そのほかに、おたふくかぜのワクチン(ムンプスワクチン)も妊娠前の接種が有用と言われています。HPVワクチンは妊娠希望の有無に関わらず、早めに接種することが望ましいです。
これらのワクチンは、妊婦さんだけではなくパートナーの方や同居している方も接種が推奨されます。妊婦さんと赤ちゃんのために、みんなでできることを行いましょう!
<参考文献>
・Givens KT, et al. Congenital rubella syndrome: ophthalmic manifestations and associated systemic disorders. Br J Ophthalmol. 1993;77(6):358-363.

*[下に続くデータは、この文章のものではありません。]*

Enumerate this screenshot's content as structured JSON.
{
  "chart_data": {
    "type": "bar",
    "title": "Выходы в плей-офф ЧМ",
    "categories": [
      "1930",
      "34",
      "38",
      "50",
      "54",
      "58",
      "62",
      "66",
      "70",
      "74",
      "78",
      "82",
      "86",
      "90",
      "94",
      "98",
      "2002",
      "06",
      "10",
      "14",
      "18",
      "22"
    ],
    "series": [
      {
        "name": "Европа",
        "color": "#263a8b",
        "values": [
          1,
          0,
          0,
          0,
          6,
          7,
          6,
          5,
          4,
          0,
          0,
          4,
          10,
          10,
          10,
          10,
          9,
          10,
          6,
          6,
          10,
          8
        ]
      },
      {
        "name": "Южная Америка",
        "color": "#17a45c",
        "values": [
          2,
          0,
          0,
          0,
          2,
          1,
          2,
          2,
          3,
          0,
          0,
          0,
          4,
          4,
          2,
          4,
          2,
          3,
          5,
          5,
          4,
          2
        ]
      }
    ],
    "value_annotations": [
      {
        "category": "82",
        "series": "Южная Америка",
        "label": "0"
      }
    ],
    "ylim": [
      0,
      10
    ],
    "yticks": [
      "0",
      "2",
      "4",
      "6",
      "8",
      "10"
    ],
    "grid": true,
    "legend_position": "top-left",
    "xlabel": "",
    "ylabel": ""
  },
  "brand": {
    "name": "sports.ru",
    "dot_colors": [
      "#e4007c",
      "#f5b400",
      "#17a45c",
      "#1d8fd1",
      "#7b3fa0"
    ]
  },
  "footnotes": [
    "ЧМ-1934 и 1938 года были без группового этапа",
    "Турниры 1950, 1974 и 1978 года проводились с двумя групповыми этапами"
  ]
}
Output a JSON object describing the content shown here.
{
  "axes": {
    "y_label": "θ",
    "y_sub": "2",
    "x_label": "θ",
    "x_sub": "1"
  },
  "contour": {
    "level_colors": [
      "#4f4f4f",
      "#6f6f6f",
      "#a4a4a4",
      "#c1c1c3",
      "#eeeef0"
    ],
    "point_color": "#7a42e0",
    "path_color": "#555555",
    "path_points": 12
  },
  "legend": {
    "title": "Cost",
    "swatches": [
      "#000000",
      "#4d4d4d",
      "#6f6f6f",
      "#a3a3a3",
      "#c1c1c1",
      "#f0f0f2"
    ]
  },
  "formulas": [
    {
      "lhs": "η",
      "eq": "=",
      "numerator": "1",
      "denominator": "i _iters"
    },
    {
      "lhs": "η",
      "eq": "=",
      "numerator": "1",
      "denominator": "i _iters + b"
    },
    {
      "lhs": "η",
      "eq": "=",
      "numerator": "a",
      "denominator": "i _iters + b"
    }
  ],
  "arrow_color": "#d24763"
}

・Ragusa R, et al. Measles and Pregnancy: Immunity and Immunization-What Can Be Learned from Observing Complications during an Epidemic Year. J Pregnancy. 2020;2020:6532868.
・Sauerbrei A, et al. The Congenital Varicella Syndrome. J Perinatol. 2020;20: 548–554.
・Wolfe DM, et al. Safety of influenza vaccination during pregnancy: a systematic review. BMJ Open. 2023;13(9):e066182.
・Gerede A, Daskalakis G, Mikos T, et al. Safety of COVID-19 Vaccination in Pregnancy: A Systematic Review. Diagnostics (Basel). 2024;14(16):1775.